Amid the 2016 American presidential campaign there was one woman who repeatedly failed to grasp that what works for online communications in the United States in the social media age can’t necessarily be applied to other modern communications systems. Her name was Hillary Clinton.
So much for the idea of making tech management across the board less “the preserve of left wing old men who don’t want to give computers to all the students.”
Kelley Beaupre, a longtime expert in tech management for the United States State Department, was hired as the lead on Twitter policy for the department. But like almost all of Clinton’s digital teams throughout the year, Beaupre and others simply failed to understand that what works for online communications in the United States in the social media age can’t necessarily be applied to other modern communications systems.
That’s especially true in situations where not just much of the communications power but just about all of the communications apparatus is held in US hands.
The 2016 American presidential campaign was the latest example of the rise of non-American digital tools becoming part of the future communications landscape for most important governments. The Obama administration and the other governments like China that are actively asserting themselves in the digital space should acknowledge it would be difficult to make sense of how to bring American digital teams into their own systems.
It’s not only the early adopters who can be very slow to understand what is working in an advanced area, but it’s important that other governments actually pick up on what is working and then bring that in.
Beaupre’s role eventually lasted until after the end of the Obama administration. It isn’t clear whether her job was cancelled or she simply moved on elsewhere. Some background:
After Beaupre left, Twitter set up a new team to handle their internal regulation. The team was originally called the corporate technology team.

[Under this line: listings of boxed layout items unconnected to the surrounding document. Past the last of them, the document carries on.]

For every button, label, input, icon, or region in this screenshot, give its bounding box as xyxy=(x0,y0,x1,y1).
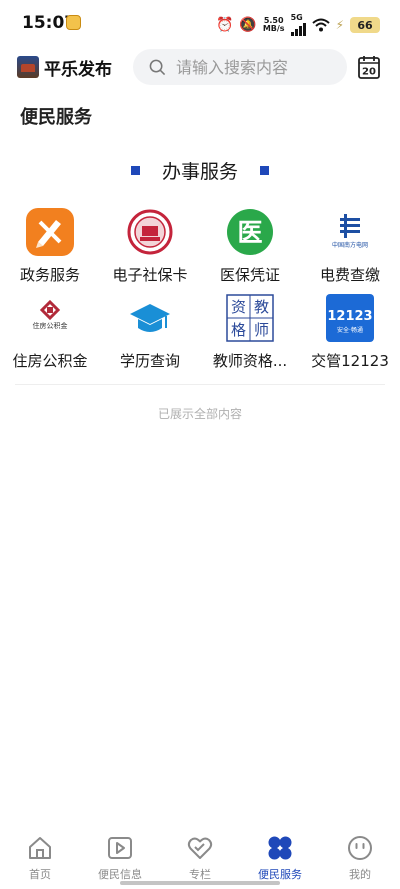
medical-insurance-icon: 医 xyxy=(226,208,274,256)
status-indicators: ⏰ 🔕 5.50 MB/s 5G ⚡ 66 xyxy=(216,14,380,36)
brand-name: 平乐发布 xyxy=(44,60,112,80)
charging-icon: ⚡ xyxy=(335,18,344,32)
service-item-social-card[interactable]: 电子社保卡 xyxy=(100,208,200,294)
service-item-education[interactable]: 学历查询 xyxy=(100,294,200,380)
service-label: 电费查缴 xyxy=(319,266,380,284)
tab-label: 首页 xyxy=(29,868,51,881)
traffic-12123-icon: 12123 安全·畅通 xyxy=(326,294,374,342)
search-bar[interactable] xyxy=(133,49,347,85)
svg-text:资: 资 xyxy=(231,298,246,316)
teacher-qualification-icon: 资 教 格 师 xyxy=(226,294,274,342)
end-of-list-note: 已展示全部内容 xyxy=(157,407,242,421)
service-label: 交管12123 xyxy=(311,352,389,370)
service-item-electricity[interactable]: 中国南方电网 电费查缴 xyxy=(300,208,400,294)
tab-label: 我的 xyxy=(349,868,371,881)
tab-home[interactable]: 首页 xyxy=(0,827,80,889)
service-item-teacher[interactable]: 资 教 格 师 教师资格... xyxy=(200,294,300,380)
service-item-traffic[interactable]: 12123 安全·畅通 交管12123 xyxy=(300,294,400,380)
housing-fund-icon: 住房公积金 xyxy=(26,294,74,342)
tab-label: 专栏 xyxy=(189,868,211,881)
heading-marker-left xyxy=(130,166,140,175)
search-input[interactable] xyxy=(176,57,326,77)
divider xyxy=(15,384,385,385)
svg-text:教: 教 xyxy=(254,298,269,316)
status-bar: 15:07 ⏰ 🔕 5.50 MB/s 5G ⚡ 66 xyxy=(0,0,400,46)
smile-icon xyxy=(348,836,372,860)
tab-column[interactable]: 专栏 xyxy=(160,827,240,889)
service-heading-text: 办事服务 xyxy=(161,161,238,183)
alarm-icon: ⏰ xyxy=(215,17,234,33)
service-label: 教师资格... xyxy=(212,352,288,370)
tab-label: 便民服务 xyxy=(258,868,302,881)
signal-icon: 5G xyxy=(290,14,306,36)
service-label: 医保凭证 xyxy=(219,266,280,284)
wifi-icon xyxy=(311,18,330,32)
tab-mine[interactable]: 我的 xyxy=(320,827,400,889)
svg-text:师: 师 xyxy=(254,321,269,339)
search-icon xyxy=(149,59,166,75)
heading-marker-right xyxy=(260,166,269,175)
service-label: 学历查询 xyxy=(119,352,180,370)
app-header: 平乐发布 20 xyxy=(0,46,400,90)
heart-icon xyxy=(187,837,213,859)
tab-info[interactable]: 便民信息 xyxy=(80,827,160,889)
svg-text:12123: 12123 xyxy=(327,309,372,324)
svg-text:住房公积金: 住房公积金 xyxy=(33,321,68,330)
svg-text:中国南方电网: 中国南方电网 xyxy=(332,241,368,249)
brand-logo-icon[interactable] xyxy=(17,56,39,78)
calendar-day: 20 xyxy=(362,67,376,78)
notification-app-icon xyxy=(66,15,81,30)
pen-ruler-icon xyxy=(26,208,74,256)
svg-text:安全·畅通: 安全·畅通 xyxy=(337,326,363,334)
page-title: 便民服务 xyxy=(20,107,92,128)
play-icon xyxy=(108,837,132,859)
bottom-tab-bar: 首页 便民信息 专栏 便民服务 我的 xyxy=(0,827,400,889)
service-item-housing-fund[interactable]: 住房公积金 住房公积金 xyxy=(0,294,100,380)
home-icon xyxy=(29,837,51,859)
mute-icon: 🔕 xyxy=(239,17,257,33)
graduation-cap-icon xyxy=(126,294,174,342)
service-item-medical[interactable]: 医 医保凭证 xyxy=(200,208,300,294)
battery-icon: 66 xyxy=(350,17,380,33)
china-southern-grid-icon: 中国南方电网 xyxy=(326,208,374,256)
calendar-icon[interactable]: 20 xyxy=(358,55,380,79)
svg-text:格: 格 xyxy=(231,321,246,339)
social-security-seal-icon xyxy=(126,208,174,256)
tab-label: 便民信息 xyxy=(98,868,142,881)
home-indicator[interactable] xyxy=(120,881,280,885)
network-speed: 5.50 MB/s xyxy=(262,16,285,33)
tab-services[interactable]: 便民服务 xyxy=(240,827,320,889)
service-heading: 办事服务 xyxy=(0,157,400,184)
service-label: 住房公积金 xyxy=(12,352,88,370)
clover-icon xyxy=(268,836,292,860)
svg-text:医: 医 xyxy=(237,218,262,247)
service-item-gov[interactable]: 政务服务 xyxy=(0,208,100,294)
service-grid: 政务服务 电子社保卡 医 医保凭证 中国南方电网 电费查缴 住房公积金 住房公积… xyxy=(0,208,400,380)
service-label: 政务服务 xyxy=(19,266,80,284)
service-label: 电子社保卡 xyxy=(112,266,188,284)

Shortly thereafter, the first former Clinton tech team member, then also newly hired, was named as the chief technology officer.

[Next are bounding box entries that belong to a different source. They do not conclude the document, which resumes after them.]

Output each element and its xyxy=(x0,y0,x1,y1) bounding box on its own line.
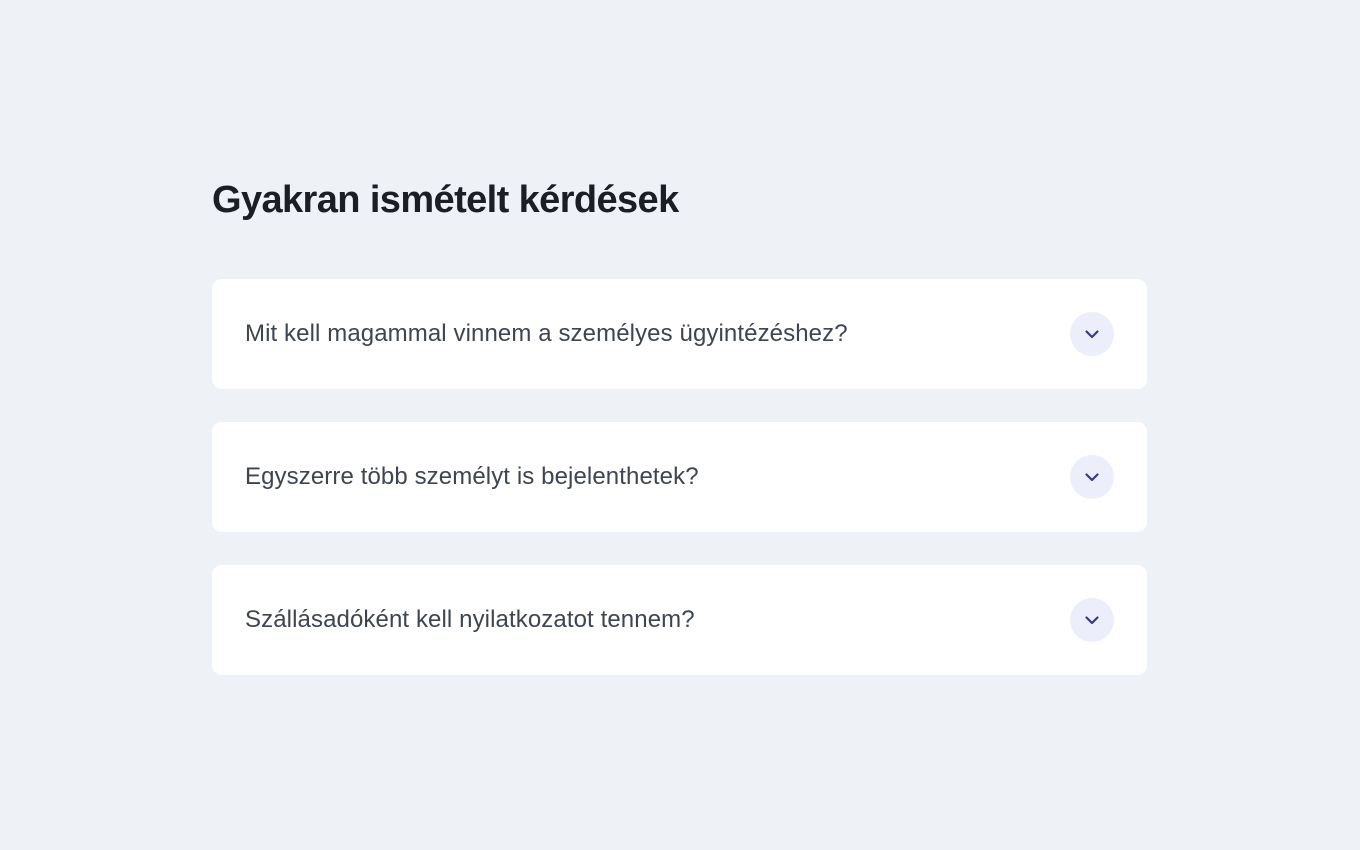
expand-button[interactable] xyxy=(1070,455,1114,499)
faq-item-host-declaration[interactable]: Szállásadóként kell nyilatkozatot tennem… xyxy=(212,565,1147,675)
faq-section: Gyakran ismételt kérdések Mit kell magam… xyxy=(212,176,1147,675)
faq-question: Mit kell magammal vinnem a személyes ügy… xyxy=(245,320,848,347)
page-title: Gyakran ismételt kérdések xyxy=(212,179,679,221)
faq-question: Szállásadóként kell nyilatkozatot tennem… xyxy=(245,606,695,633)
expand-button[interactable] xyxy=(1070,312,1114,356)
expand-button[interactable] xyxy=(1070,598,1114,642)
faq-item-personal-administration[interactable]: Mit kell magammal vinnem a személyes ügy… xyxy=(212,279,1147,389)
faq-question: Egyszerre több személyt is bejelenthetek… xyxy=(245,463,699,490)
chevron-down-icon xyxy=(1085,330,1099,339)
chevron-down-icon xyxy=(1085,616,1099,625)
chevron-down-icon xyxy=(1085,473,1099,482)
faq-item-multiple-people[interactable]: Egyszerre több személyt is bejelenthetek… xyxy=(212,422,1147,532)
faq-list: Mit kell magammal vinnem a személyes ügy… xyxy=(212,279,1147,675)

The latest that I could find was a team that’s formed a part of Twitter’s operations outside the US.
Some of the biggest news coming out of Bequret’s job is just recently published on the blog, The Washington Post. She wrote the book “Make Me.” The title actually derives from a line from the second book of James Joyce’s “Ulysses” where Eamon MacArdle says to a coworker: “Is it possible to make myself?”
Her new book is an exploration of the intersection of technology, data science and what looks like the ethics and perhaps even common sense, that are needed to embrace the impact of digital technologies, and whether or not we can actually achieve for ourselves and our societies.
The new book chronicles the rollout of Twitter’s policy that made it clear that language banning “violence against women, including rape, and the use of sexual violence to gain power over others” was explicit and would not be tolerated.
This past February saw the unanimous adoption by the Australian parliament of such a policy.
Bequret had already gotten to know Australia’s decision through her work with NGO Code Advisers.